They say patience is a virtue and it could also be a life-saver when it comes to bringing kids back to the classroom. As fall turns to winter with no COVID-19 vaccine available, many local K-12 schools move closer to reopening in-person classes. School officials and teachers are working on plans to do it safely, but the safest and smartest thing to do would be to wait.
We can all agree that kids need to be together so they can socialize and be around other kids. It is also common knowledge that most kids do better with in-person learning rather than online classes. The two major problems right now are that we are currently in a COVID-19 surge and we cannot yet guarantee the safety of kids being at school during this pandemic.
In the past few weeks, I have spoken with several area teachers and school administrators regarding the return of students to the classroom. They agree that the best place for students to learn is in the classroom, but they all also agreed that it should only happen when it is safe to do so. Schools are planning to ensure the safety of students once they are back on campus, including how to handle any positive cases of COVID-19 infections if they occur. But it is a work in progress.
Having kids back on campus presents many challenges for schools, such as mask use, distancing, hand washing, and the presence of older age teachers and administrators who are more susceptible to the disease. With the idea that an ounce of prevention is worth a pound of cure, we should keep our kids at home and learning remotely for now so that schools can take their time and plan for everyone’s safe return.
Besides the fact that schools are not yet fully prepared for students to return, our country is now facing a huge surge in COVID-19 infections and deaths. Data from the CDC shows COVID-19 infections rose in school-age children this year from March to mid-July, then had a downward trend from late July through August. In September, however, when some schools around the country reopened, an upswing in cases reappeared.
COVID-19 incidence* among school-aged children aged 5–11 years (N = 101,503) and 12–17 years (N = 175,782), by week — United States, March 1–September 19, 2020. Sources: CDC COVID-19 case report form. https://wwwn.cdc.gov/nndss/covid-19-response.html.

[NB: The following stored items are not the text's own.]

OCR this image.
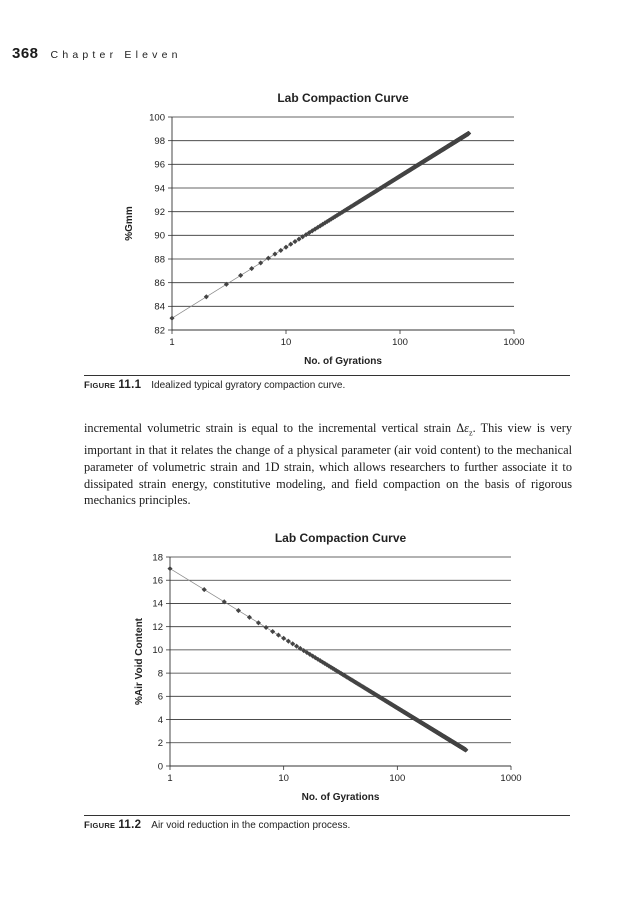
368 Chapter Eleven
Lab Compaction Curve
82
84
86
88
90
92
94
96
98
100
1	10	100	1000
No. of Gyrations
%Gmm
FIGURE 11.1 Idealized typical gyratory compaction curve.

incremental volumetric strain is equal to the incremental vertical strain $\Delta\varepsilon_z$. This view is very important in that it relates the change of a physical parameter (air void content) to the mechanical parameter of volumetric strain and 1D strain, which allows researchers to further associate it to dissipated strain energy, constitutive modeling, and field compaction on the basis of rigorous mechanics principles.

Lab Compaction Curve
0
2
4
6
8
10
12
14
16
18
1	10	100	1000
No. of Gyrations
%Air Void Content
FIGURE 11.2 Air void reduction in the compaction process.
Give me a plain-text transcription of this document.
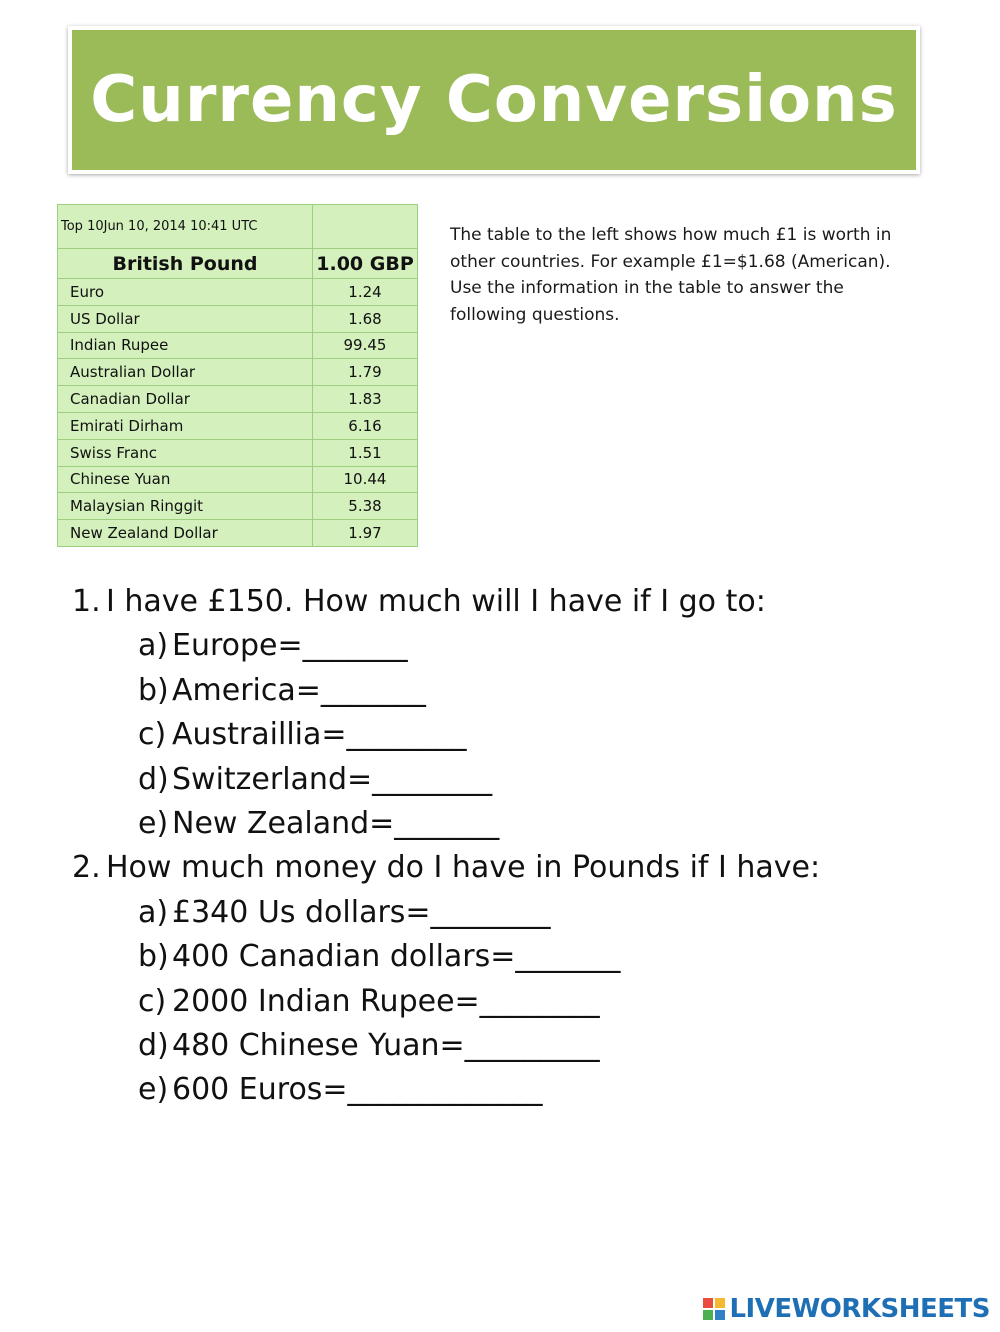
Currency Conversions
Top 10Jun 10, 2014 10:41 UTC	
British Pound	1.00 GBP
Euro	1.24
US Dollar	1.68
Indian Rupee	99.45
Australian Dollar	1.79
Canadian Dollar	1.83
Emirati Dirham	6.16
Swiss Franc	1.51
Chinese Yuan	10.44
Malaysian Ringgit	5.38
New Zealand Dollar	1.97
The table to the left shows how much £1 is worth in other countries. For example £1=$1.68 (American). Use the information in the table to answer the following questions.
1. I have £150. How much will I have if I go to:
a) Europe=_______
b) America=_______
c) Austraillia=________
d) Switzerland=________
e) New Zealand=_______
2. How much money do I have in Pounds if I have:
a) £340 Us dollars=________
b) 400 Canadian dollars=_______
c) 2000 Indian Rupee=________
d) 480 Chinese Yuan=_________
e) 600 Euros=_____________
LIVEWORKSHEETS
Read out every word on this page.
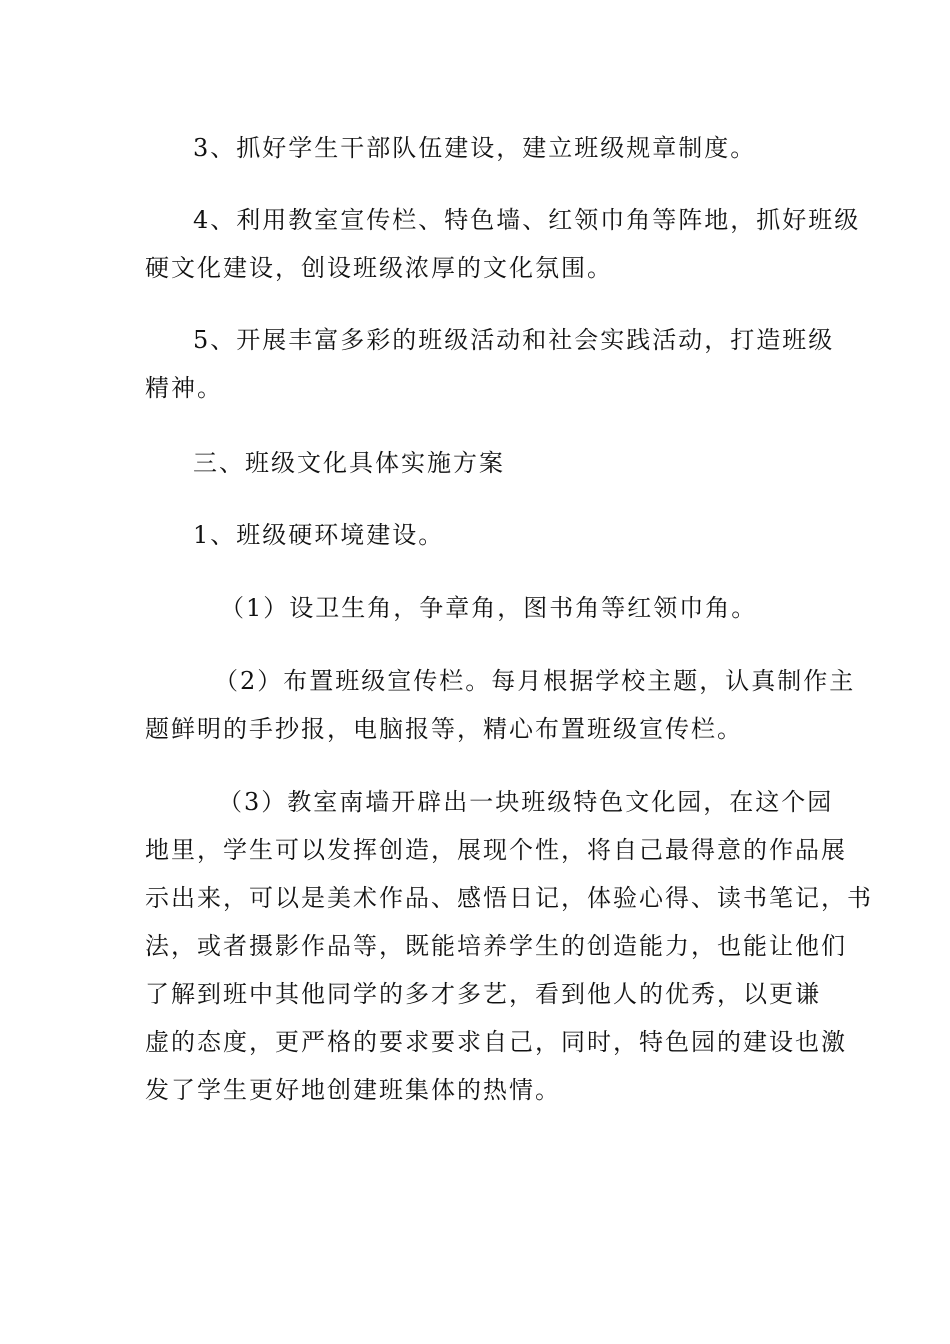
3、抓好学生干部队伍建设，建立班级规章制度。
4、利用教室宣传栏、特色墙、红领巾角等阵地，抓好班级
硬文化建设，创设班级浓厚的文化氛围。
5、开展丰富多彩的班级活动和社会实践活动，打造班级
精神。
三、班级文化具体实施方案
1、班级硬环境建设。
（1）设卫生角，争章角，图书角等红领巾角。
（2）布置班级宣传栏。每月根据学校主题，认真制作主
题鲜明的手抄报，电脑报等，精心布置班级宣传栏。
（3）教室南墙开辟出一块班级特色文化园，在这个园
地里，学生可以发挥创造，展现个性，将自己最得意的作品展
示出来，可以是美术作品、感悟日记，体验心得、读书笔记，书
法，或者摄影作品等，既能培养学生的创造能力，也能让他们
了解到班中其他同学的多才多艺，看到他人的优秀，以更谦
虚的态度，更严格的要求要求自己，同时，特色园的建设也激
发了学生更好地创建班集体的热情。
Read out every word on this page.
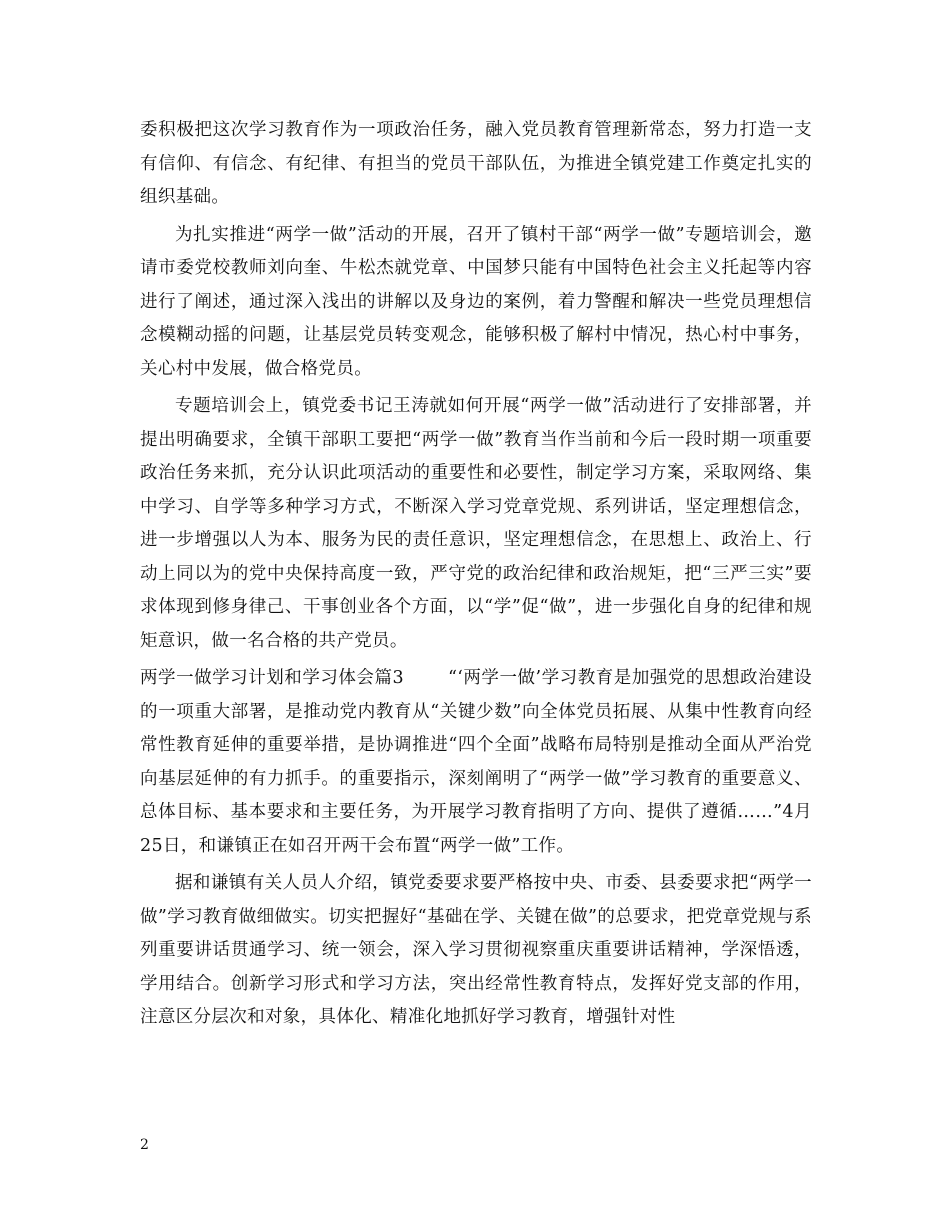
委积极把这次学习教育作为一项政治任务，融入党员教育管理新常态，努力打造一支有信仰、有信念、有纪律、有担当的党员干部队伍，为推进全镇党建工作奠定扎实的组织基础。

为扎实推进“两学一做”活动的开展，召开了镇村干部“两学一做”专题培训会，邀请市委党校教师刘向奎、牛松杰就党章、中国梦只能有中国特色社会主义托起等内容进行了阐述，通过深入浅出的讲解以及身边的案例，着力警醒和解决一些党员理想信念模糊动摇的问题，让基层党员转变观念，能够积极了解村中情况，热心村中事务，关心村中发展，做合格党员。

专题培训会上，镇党委书记王涛就如何开展“两学一做”活动进行了安排部署，并提出明确要求，全镇干部职工要把“两学一做”教育当作当前和今后一段时期一项重要政治任务来抓，充分认识此项活动的重要性和必要性，制定学习方案，采取网络、集中学习、自学等多种学习方式，不断深入学习党章党规、系列讲话，坚定理想信念，进一步增强以人为本、服务为民的责任意识，坚定理想信念，在思想上、政治上、行动上同以为的党中央保持高度一致，严守党的政治纪律和政治规矩，把“三严三实”要求体现到修身律己、干事创业各个方面，以“学”促“做”，进一步强化自身的纪律和规矩意识，做一名合格的共产党员。

两学一做学习计划和学习体会篇3	“‘两学一做’学习教育是加强党的思想政治建设的一项重大部署，是推动党内教育从“关键少数”向全体党员拓展、从集中性教育向经常性教育延伸的重要举措，是协调推进“四个全面”战略布局特别是推动全面从严治党向基层延伸的有力抓手。的重要指示，深刻阐明了“两学一做”学习教育的重要意义、总体目标、基本要求和主要任务，为开展学习教育指明了方向、提供了遵循……”4月25日，和谦镇正在如召开两干会布置“两学一做”工作。

据和谦镇有关人员人介绍，镇党委要求要严格按中央、市委、县委要求把“两学一做”学习教育做细做实。切实把握好“基础在学、关键在做”的总要求，把党章党规与系列重要讲话贯通学习、统一领会，深入学习贯彻视察重庆重要讲话精神，学深悟透，学用结合。创新学习形式和学习方法，突出经常性教育特点，发挥好党支部的作用，注意区分层次和对象，具体化、精准化地抓好学习教育，增强针对性

2
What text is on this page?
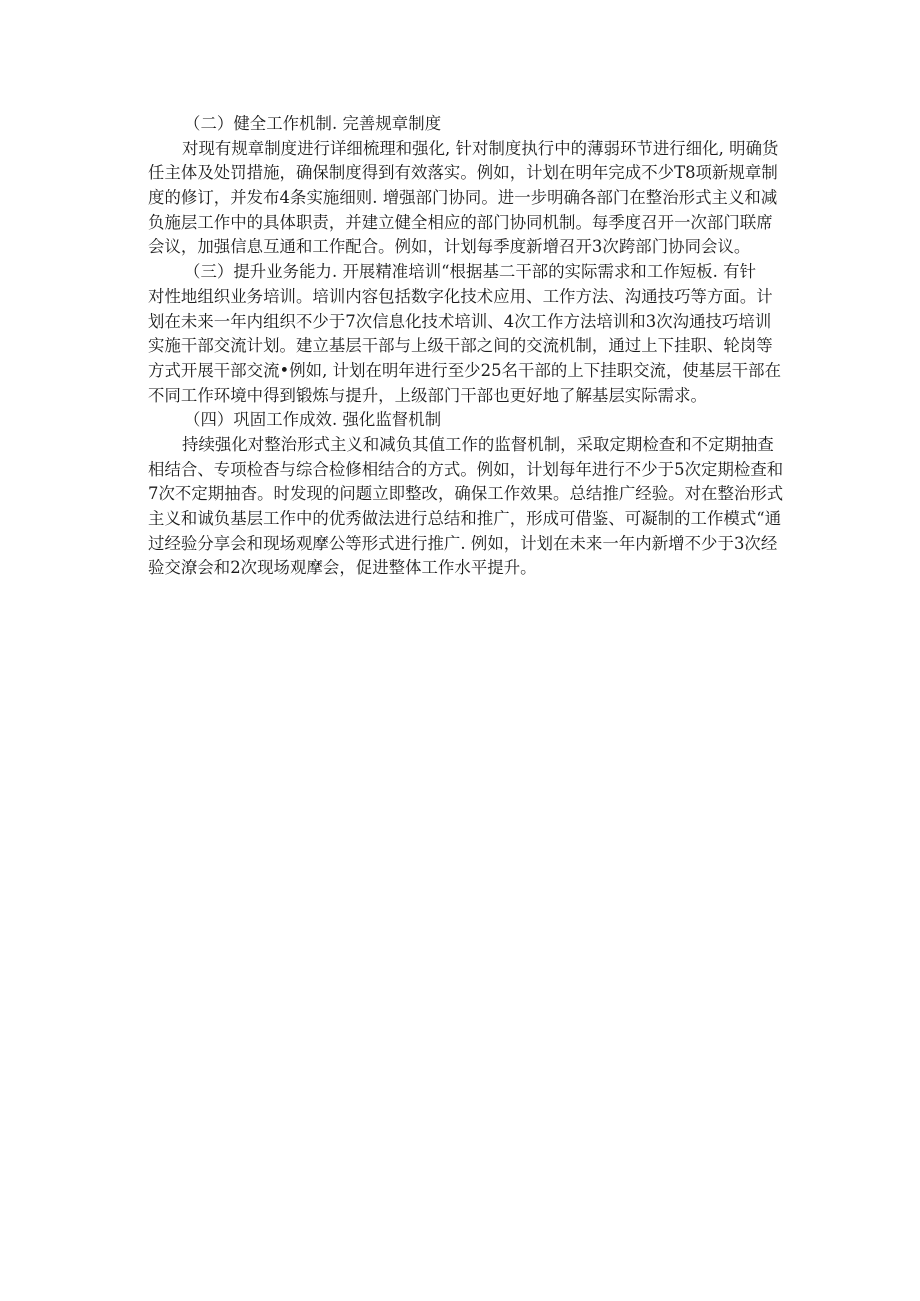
（二）健全工作机制. 完善规章制度
对现有规章制度进行详细梳理和强化, 针对制度执行中的薄弱环节进行细化, 明确货
任主体及处罚措施，确保制度得到有效落实。例如，计划在明年完成不少T8项新规章制
度的修订，并发布4条实施细则. 增强部门协同。进一步明确各部门在整治形式主义和减
负施层工作中的具体职责，并建立健全相应的部门协同机制。每季度召开一次部门联席
会议，加强信息互通和工作配合。例如，计划每季度新增召开3次跨部门协同会议。
（三）提升业务能力. 开展精准培训“根据基二干部的实际需求和工作短板. 有针
对性地组织业务培训。培训内容包括数字化技术应用、工作方法、沟通技巧等方面。计
划在未来一年内组织不少于7次信息化技术培训、4次工作方法培训和3次沟通技巧培训
实施干部交流计划。建立基层干部与上级干部之间的交流机制，通过上下挂职、轮岗等
方式开展干部交流•例如, 计划在明年进行至少25名干部的上下挂职交流，使基层干部在
不同工作环境中得到锻炼与提升，上级部门干部也更好地了解基层实际需求。
（四）巩固工作成效. 强化监督机制
持续强化对整治形式主义和减负其值工作的监督机制，采取定期检查和不定期抽查
相结合、专项检杳与综合检修相结合的方式。例如，计划每年进行不少于5次定期检查和
7次不定期抽杳。时发现的问题立即整改，确保工作效果。总结推广经验。对在整治形式
主义和诚负基层工作中的优秀做法进行总结和推广，形成可借鉴、可凝制的工作模式“通
过经验分享会和现场观摩公等形式进行推广. 例如，计划在未来一年内新增不少于3次经
验交潦会和2次现场观摩会，促进整体工作水平提升。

In addition, it is being widely reported that there is currently another COVID-19 surge happening in the United States and around the world as we shift from fall to winter. Nearly 1,000 people a day are dying from coronavirus-related causes in the nation. Medical experts suggest that the situation could grow even worse during the next few months.
The medical community is still learning about COVID-19. There is no vaccine available yet, and schools are still at work trying to figure out if, and when, kids can safely return to the classroom. At the same time, we are experiencing some of the highest COVID-19 infection and death rates so far during this pandemic.
There will hopefully be a time soon where kids can safely return to school, get their education, and socialize with other kids, but now is not the time to do so.